Both Costly and Unfair
'T'HE Toronto Globe, commenting on the practice of enumeration and the use of Provincial lists where possible as a basis, points out that the one means is costly and the other unfair, because of the difference in attitude toward Woman Suffrage in the different provinces.
“Is it not possible,” it asks, “to get back to sane and logical co-operation on the part of municipalities, Provinces and Dominion, under which, at all times, there will be available lists not over a year old of all householders and their wives? There are some eight million people in
Canada, and approximately three millions of these are householders and their wives. AH householders are recorded for municipal purposes every year by the assessors, who either see them or know that they are there. Under the old system the municipal assessors also entered ‘manhood franchise’ against the names of male tenants entitled to the Provincial vote. And the cost of this entry to the municipalities was practically nothing.” .
Commenting further on cost of the proposed method of enumeration it makes a telling comparison with the same system as applied by the Province of Ontario.
“In the last Provincial election in Ontario the cost of preparing the voters’ lists by enumeration and of polling the vote amounted approximately to one milüon and a half dollars. The expense of preparing Dominion lists under the plan now suggested would be enormous. By cooperation with the municipalities the huge outlay could be immensely curtailed. Municipal assessors—at the same cost to all municipalities, and consequently operating as a Dominion expenditure—easily and effectively could supply the list of all householders and their wives, the chief changes being the addition in the enumeration in dwellings of the names of wives. This list would never be more than a year old, and would be available at any time for general or by-election purposes.”

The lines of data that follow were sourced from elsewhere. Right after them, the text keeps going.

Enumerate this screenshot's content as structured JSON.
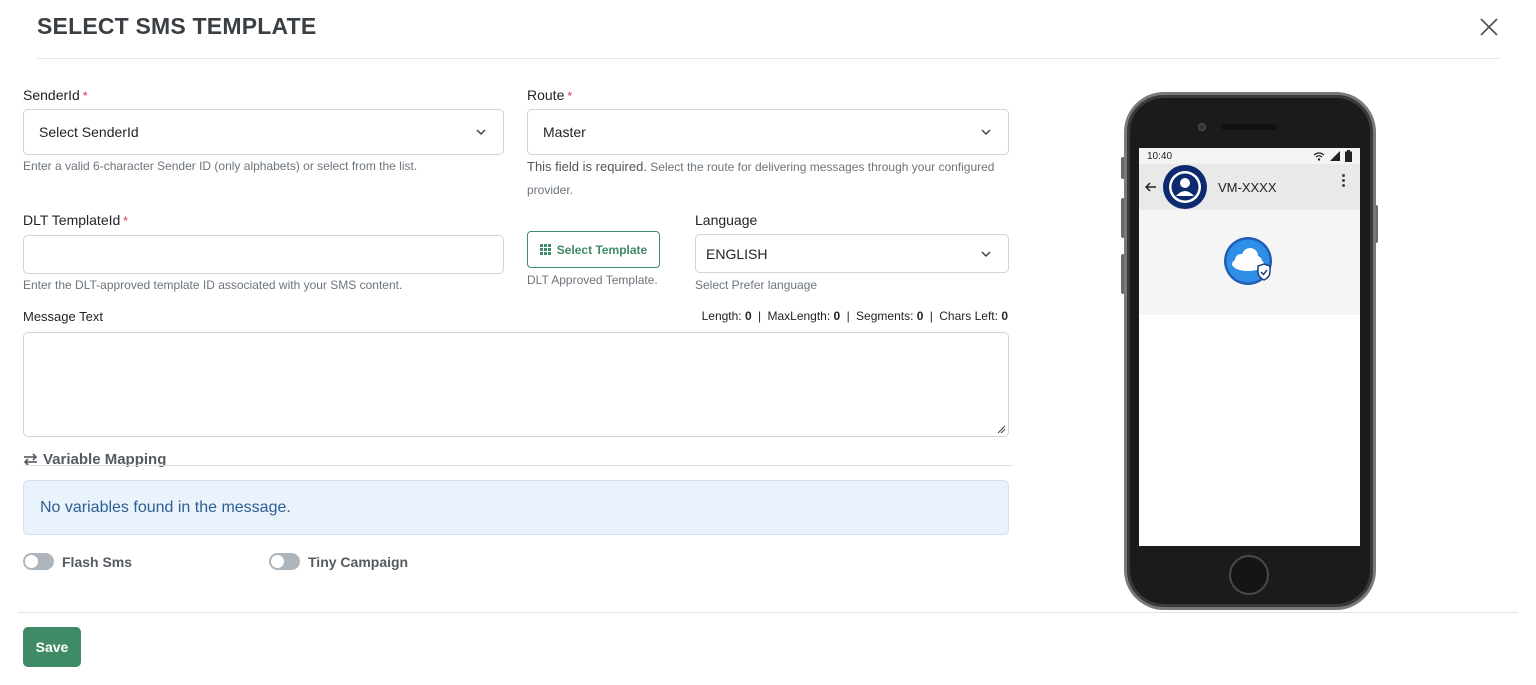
{
  "modal": {
    "title": "SELECT SMS TEMPLATE",
    "close_icon": "close-icon"
  },
  "sender": {
    "label": "SenderId",
    "required": "*",
    "selected": "Select SenderId",
    "help": "Enter a valid 6-character Sender ID (only alphabets) or select from the list."
  },
  "route": {
    "label": "Route",
    "required": "*",
    "selected": "Master",
    "error": "This field is required.",
    "help": " Select the route for delivering messages through your configured",
    "help_line2": "provider."
  },
  "dlt": {
    "label": "DLT TemplateId",
    "required": "*",
    "value": "",
    "help": "Enter the DLT-approved template ID associated with your SMS content."
  },
  "template_button": {
    "label": "Select Template",
    "help": "DLT Approved Template."
  },
  "language": {
    "label": "Language",
    "selected": "ENGLISH",
    "help": "Select Prefer language"
  },
  "message": {
    "label": "Message Text",
    "value": "",
    "counter": {
      "length_label": "Length:",
      "length": "0",
      "max_label": "MaxLength:",
      "max": "0",
      "segments_label": "Segments:",
      "segments": "0",
      "chars_left_label": "Chars Left:",
      "chars_left": "0",
      "separator": "|"
    }
  },
  "variable_mapping": {
    "title": "Variable Mapping",
    "empty_message": "No variables found in the message."
  },
  "toggles": {
    "flash_sms": {
      "label": "Flash Sms",
      "on": false
    },
    "tiny_campaign": {
      "label": "Tiny Campaign",
      "on": false
    }
  },
  "footer": {
    "save_label": "Save"
  },
  "phone_preview": {
    "time": "10:40",
    "sender_name": "VM-XXXX"
  },
  "colors": {
    "primary_green": "#3f8a67",
    "alert_bg": "#eaf2fb",
    "alert_text": "#2c5f93",
    "required": "#dc3545"
  }
}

There seems in all the comment to be a very general belief that a new franchise basis is an absolute necessity if there is to be any machinery available for holding an election at any time. In that much the newspapers of every political stripe appear to be at one. But while some feel that this is the psychological moment to achieve such a change with the minimum of disagreement, owing to the country at the present time being somewhat in the nature of a coalition, there are others who see in the Union Government still the hint of partyism, and who are not inclined to accept the idea of its disinterestedness without a liberal sprinkling of salt. There is moreover some difference of opinion regarding the machinery proposed. What definite action may result from this feeling will probably develop within the next few weeks.